Para a coordenadora-geral da política pedagógica da educação especial do Ministério da educação, Rosângela Machado, a intenção da nova comissão é assegurar o direito de toda criança em aprender, independentemente de suas necessidades educacionais. “Queremos desmistificar idéias mal formadas sobre esse tipo de transtorno e definir diretrizes voltadas para as práticas educacionais”, disse.
O grupo de trabalho pretende realizar estudos sobre os transtornos e elaborar um documento com orientações capazes de ajudar os professores na educação de alunos com distúrbios como a dislexia, disortografia, disgrafia, discalculia, transtorno de déficit de atenção e hiperatividade. Segundo a Associação Brasileira de Dislexia (ABD), a dislexia é o distúrbio de maior incidência nas salas de aula e atinge entre 5% e 17% da população mundial.

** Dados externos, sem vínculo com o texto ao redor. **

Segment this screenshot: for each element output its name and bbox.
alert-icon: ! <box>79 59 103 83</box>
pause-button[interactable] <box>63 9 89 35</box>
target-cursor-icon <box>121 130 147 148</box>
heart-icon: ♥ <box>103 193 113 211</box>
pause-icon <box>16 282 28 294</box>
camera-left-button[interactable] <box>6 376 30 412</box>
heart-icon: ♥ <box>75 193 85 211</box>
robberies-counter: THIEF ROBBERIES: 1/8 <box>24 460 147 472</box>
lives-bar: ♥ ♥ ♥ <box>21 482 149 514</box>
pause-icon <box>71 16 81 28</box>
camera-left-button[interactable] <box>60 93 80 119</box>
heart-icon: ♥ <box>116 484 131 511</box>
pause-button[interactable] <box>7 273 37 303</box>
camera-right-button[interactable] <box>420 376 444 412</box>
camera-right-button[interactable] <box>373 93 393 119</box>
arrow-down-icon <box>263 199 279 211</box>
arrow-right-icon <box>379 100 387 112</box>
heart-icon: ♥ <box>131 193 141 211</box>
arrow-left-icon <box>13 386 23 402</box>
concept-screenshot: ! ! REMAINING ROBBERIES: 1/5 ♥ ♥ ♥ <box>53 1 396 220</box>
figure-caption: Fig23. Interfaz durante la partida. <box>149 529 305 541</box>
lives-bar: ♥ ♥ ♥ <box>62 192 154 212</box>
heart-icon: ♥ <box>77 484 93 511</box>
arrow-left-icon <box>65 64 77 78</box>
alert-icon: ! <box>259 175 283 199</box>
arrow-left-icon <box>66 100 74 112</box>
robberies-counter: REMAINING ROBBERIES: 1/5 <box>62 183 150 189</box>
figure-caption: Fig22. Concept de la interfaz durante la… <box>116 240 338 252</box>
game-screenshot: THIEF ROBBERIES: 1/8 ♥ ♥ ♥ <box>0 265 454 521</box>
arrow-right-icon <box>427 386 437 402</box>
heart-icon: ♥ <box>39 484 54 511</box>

A ABD define dislexia como um distúrbio ou transtorno de aprendizagem na área da leitura, escrita e soletração. Em relação aos alunos com déficit de atenção, a Associação Brasileira de Déficit de Atenção (Abda) explica que eles apresentam sintomas de desatenção, inquietude e impulsividade. A discalculia tem a ver com a dificuldade do aluno com operações matemáticas. O estudante com disgrafia tem problemas para escrever letras e números e aqueles com disortografia podem fazer confusões com as sílabas e trocar letras que se parecem sonoramente.
Formado por especialistas do MEC, universidades, associações de pais e alunos e entidades ligadas a transtornos funcionais, entre outros membros, o grupo terá até 120 dias para apresentar propostas de diretrizes que possam orientar os professores a atender melhor os alunos com transtornos de aprendizagem. Entre os participantes do grupo, há 16 membros permanentes, além de especialistas convidados.